Samoans est un quatuor de math rock/post-rock originaire de Cardiff dans la Gales du Sud. Et l’origine du groupe s’entend. Des riffs planant emplis de guitares vaporeuses, pleines de reverb et de delay (un classique chez la gent post-rock), une voix faible, mais fantomatique, une voix sensible, doublée et décalée, douce et nasillarde juste ce qu’il faut (dans un ton tantôt Deftones, tantôt Eidola ou Artifex Pereo), des effets de pédale à qui mieux-mieux (un côté plus shoegaze) et un esprit authentique et unique pour la composition. Ceux qui n’aiment pas le math rock, le post-rock, le shoegaze et le genre planant et relax n’aimeront pas d’emblée. Inutile de convaincre ceux-là. C’est un genre peu accessible mais qui, lorsqu’on lui laisse la chance, parvient à nous rejoindre et nous conquérir (encore de la conquête, décidément, ces Anglais ne font rien par consentement… ).
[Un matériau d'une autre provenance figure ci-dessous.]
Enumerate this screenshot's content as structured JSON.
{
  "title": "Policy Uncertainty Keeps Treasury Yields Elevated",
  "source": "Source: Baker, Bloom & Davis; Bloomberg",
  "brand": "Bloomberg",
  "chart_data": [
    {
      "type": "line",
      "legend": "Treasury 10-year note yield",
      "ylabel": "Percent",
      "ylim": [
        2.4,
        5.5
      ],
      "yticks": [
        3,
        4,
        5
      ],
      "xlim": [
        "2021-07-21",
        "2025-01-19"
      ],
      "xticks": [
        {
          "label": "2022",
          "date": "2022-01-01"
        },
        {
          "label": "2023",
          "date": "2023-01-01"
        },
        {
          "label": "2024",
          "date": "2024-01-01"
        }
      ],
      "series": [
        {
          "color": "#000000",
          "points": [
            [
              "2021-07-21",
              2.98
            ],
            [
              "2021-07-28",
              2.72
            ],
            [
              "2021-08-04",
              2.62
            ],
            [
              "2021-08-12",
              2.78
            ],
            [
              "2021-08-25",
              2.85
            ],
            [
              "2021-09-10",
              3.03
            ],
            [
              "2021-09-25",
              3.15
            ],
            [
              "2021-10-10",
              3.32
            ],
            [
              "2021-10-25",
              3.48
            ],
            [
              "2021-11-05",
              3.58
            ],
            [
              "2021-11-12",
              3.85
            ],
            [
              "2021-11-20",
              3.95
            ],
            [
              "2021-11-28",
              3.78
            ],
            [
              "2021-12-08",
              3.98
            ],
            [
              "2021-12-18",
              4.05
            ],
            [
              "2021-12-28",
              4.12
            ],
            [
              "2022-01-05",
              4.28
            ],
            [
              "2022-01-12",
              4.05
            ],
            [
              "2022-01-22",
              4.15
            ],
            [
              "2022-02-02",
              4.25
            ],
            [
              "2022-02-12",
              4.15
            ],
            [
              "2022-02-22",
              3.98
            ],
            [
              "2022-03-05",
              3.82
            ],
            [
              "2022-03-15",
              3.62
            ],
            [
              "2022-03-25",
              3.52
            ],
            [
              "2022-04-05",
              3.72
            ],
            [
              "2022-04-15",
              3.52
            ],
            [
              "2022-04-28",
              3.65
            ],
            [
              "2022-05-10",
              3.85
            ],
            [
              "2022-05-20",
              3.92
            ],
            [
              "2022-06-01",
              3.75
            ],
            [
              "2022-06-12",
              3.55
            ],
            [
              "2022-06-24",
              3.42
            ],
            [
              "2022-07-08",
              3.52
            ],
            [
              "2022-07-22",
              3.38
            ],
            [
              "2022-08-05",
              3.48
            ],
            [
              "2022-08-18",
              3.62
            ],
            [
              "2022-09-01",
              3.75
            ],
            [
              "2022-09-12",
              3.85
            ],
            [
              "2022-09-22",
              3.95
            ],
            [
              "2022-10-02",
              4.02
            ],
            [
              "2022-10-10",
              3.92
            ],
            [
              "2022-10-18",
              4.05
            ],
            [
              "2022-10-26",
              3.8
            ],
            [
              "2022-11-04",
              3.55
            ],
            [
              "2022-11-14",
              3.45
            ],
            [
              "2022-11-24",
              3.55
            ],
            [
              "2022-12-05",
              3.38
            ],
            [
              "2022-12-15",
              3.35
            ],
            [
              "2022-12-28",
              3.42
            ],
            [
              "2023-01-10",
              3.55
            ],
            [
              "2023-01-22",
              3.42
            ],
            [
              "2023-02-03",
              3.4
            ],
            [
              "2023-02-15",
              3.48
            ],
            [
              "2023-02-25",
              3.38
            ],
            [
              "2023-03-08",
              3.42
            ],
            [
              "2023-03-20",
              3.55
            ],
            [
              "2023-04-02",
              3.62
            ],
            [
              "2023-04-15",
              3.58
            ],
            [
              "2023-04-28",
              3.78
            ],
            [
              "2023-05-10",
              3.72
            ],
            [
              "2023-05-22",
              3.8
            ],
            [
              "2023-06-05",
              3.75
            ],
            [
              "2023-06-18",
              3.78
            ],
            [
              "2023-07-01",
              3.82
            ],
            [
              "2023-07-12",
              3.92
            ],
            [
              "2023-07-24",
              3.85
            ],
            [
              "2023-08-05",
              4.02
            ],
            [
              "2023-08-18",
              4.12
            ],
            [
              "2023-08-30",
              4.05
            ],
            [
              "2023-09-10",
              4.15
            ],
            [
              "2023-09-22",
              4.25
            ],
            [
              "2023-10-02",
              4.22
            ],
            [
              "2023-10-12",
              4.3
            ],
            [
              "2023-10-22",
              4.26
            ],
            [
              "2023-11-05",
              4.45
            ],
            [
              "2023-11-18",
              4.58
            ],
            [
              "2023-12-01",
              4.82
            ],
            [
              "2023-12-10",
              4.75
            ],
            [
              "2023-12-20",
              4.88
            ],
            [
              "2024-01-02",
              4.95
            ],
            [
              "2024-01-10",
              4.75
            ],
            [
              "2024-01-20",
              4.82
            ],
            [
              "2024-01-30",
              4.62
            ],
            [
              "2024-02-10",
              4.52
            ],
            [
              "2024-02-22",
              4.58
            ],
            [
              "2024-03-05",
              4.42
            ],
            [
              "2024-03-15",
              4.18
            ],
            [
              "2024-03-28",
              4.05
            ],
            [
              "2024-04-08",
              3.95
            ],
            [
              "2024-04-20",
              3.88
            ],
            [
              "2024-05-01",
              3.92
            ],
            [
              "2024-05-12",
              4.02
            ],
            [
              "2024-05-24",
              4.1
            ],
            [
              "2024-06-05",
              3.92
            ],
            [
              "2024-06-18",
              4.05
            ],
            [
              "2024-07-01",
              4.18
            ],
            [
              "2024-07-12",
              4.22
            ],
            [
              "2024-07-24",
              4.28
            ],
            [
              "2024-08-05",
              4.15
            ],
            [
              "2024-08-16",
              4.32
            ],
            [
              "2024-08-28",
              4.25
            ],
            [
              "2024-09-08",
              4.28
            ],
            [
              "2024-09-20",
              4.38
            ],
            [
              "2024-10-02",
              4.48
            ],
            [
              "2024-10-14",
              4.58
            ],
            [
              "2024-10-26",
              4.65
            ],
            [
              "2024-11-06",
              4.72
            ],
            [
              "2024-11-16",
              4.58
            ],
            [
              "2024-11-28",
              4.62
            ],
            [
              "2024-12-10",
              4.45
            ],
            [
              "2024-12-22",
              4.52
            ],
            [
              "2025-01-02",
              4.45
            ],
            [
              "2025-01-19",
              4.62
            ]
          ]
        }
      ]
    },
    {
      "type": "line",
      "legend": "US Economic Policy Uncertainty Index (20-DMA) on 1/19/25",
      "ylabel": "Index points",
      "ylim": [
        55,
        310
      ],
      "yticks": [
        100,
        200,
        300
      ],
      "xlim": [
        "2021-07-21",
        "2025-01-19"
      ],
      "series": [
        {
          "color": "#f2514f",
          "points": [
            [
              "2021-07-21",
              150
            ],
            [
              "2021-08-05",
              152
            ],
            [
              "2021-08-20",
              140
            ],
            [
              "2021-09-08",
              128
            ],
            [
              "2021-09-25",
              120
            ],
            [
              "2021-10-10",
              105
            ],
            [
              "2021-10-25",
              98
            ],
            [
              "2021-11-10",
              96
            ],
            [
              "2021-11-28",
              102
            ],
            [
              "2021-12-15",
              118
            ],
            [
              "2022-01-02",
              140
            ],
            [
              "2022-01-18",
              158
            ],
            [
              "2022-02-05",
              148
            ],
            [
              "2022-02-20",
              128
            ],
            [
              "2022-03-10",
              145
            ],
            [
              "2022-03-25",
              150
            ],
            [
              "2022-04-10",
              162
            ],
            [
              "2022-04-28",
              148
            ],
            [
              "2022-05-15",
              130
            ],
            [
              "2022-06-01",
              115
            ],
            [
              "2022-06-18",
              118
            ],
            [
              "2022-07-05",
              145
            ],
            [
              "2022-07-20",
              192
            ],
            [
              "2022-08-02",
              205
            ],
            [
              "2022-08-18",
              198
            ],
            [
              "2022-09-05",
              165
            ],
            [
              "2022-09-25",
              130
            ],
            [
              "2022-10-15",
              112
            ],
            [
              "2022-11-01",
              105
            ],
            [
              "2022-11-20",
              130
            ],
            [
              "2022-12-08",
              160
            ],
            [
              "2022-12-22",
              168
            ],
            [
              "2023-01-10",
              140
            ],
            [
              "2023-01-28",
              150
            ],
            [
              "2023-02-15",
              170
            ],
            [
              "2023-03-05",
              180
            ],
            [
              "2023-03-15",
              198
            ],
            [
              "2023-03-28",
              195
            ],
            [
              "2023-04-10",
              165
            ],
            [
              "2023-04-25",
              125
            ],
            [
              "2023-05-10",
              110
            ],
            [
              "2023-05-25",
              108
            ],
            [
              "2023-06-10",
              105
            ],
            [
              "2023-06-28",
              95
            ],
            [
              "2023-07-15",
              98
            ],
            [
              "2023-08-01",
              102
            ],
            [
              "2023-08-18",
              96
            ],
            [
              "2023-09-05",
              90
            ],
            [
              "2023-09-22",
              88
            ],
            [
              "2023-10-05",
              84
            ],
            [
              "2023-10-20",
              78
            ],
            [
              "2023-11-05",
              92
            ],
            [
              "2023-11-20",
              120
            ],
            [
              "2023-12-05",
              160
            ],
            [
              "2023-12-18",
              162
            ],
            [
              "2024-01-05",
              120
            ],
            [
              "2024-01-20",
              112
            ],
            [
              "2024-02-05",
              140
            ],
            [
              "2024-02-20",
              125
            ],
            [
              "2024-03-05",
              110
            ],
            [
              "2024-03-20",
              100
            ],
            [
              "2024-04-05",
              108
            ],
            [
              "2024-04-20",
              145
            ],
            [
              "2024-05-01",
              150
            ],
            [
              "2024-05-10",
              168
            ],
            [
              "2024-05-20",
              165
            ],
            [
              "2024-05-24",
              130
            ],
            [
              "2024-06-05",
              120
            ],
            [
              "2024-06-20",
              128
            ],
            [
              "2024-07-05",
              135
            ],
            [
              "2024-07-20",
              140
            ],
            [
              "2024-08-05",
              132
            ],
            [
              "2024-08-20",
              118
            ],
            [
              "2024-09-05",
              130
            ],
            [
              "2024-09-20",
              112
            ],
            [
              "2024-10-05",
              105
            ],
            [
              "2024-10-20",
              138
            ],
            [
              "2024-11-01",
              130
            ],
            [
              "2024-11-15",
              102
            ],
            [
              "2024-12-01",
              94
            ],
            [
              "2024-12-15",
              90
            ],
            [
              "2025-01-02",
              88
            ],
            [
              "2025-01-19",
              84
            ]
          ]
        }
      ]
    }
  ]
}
L’album Rescue, le premier LP de la formation, est empli de succès dans le genre. L’ingéniosité et l’efficacité sont égaux à chaque plage. Le ton est donné dès le premier morceau et ne dérive jamais. La ligne de conduite est toujours suivie, considérant la mathématique de chaque air et l’ambiance éthérée de son ensemble. Ça, c’est de la musique ! On a cette impression d’effectuer un voyage en pleine anatomie, parcourant comme un globule le moindre artère, le moindre organe, comme si nous faisions corps avec les musiciens du groupe gallois. À partir d’un air plutôt Deftones/Crosses/Palms/Team Sleep (bref, tout ce qui entoure Chino Moreno), les mecs de Samoans nous ingurgite, réduits à l’état de capsules ingérables, pour entreprendre le voyage au centre du corps.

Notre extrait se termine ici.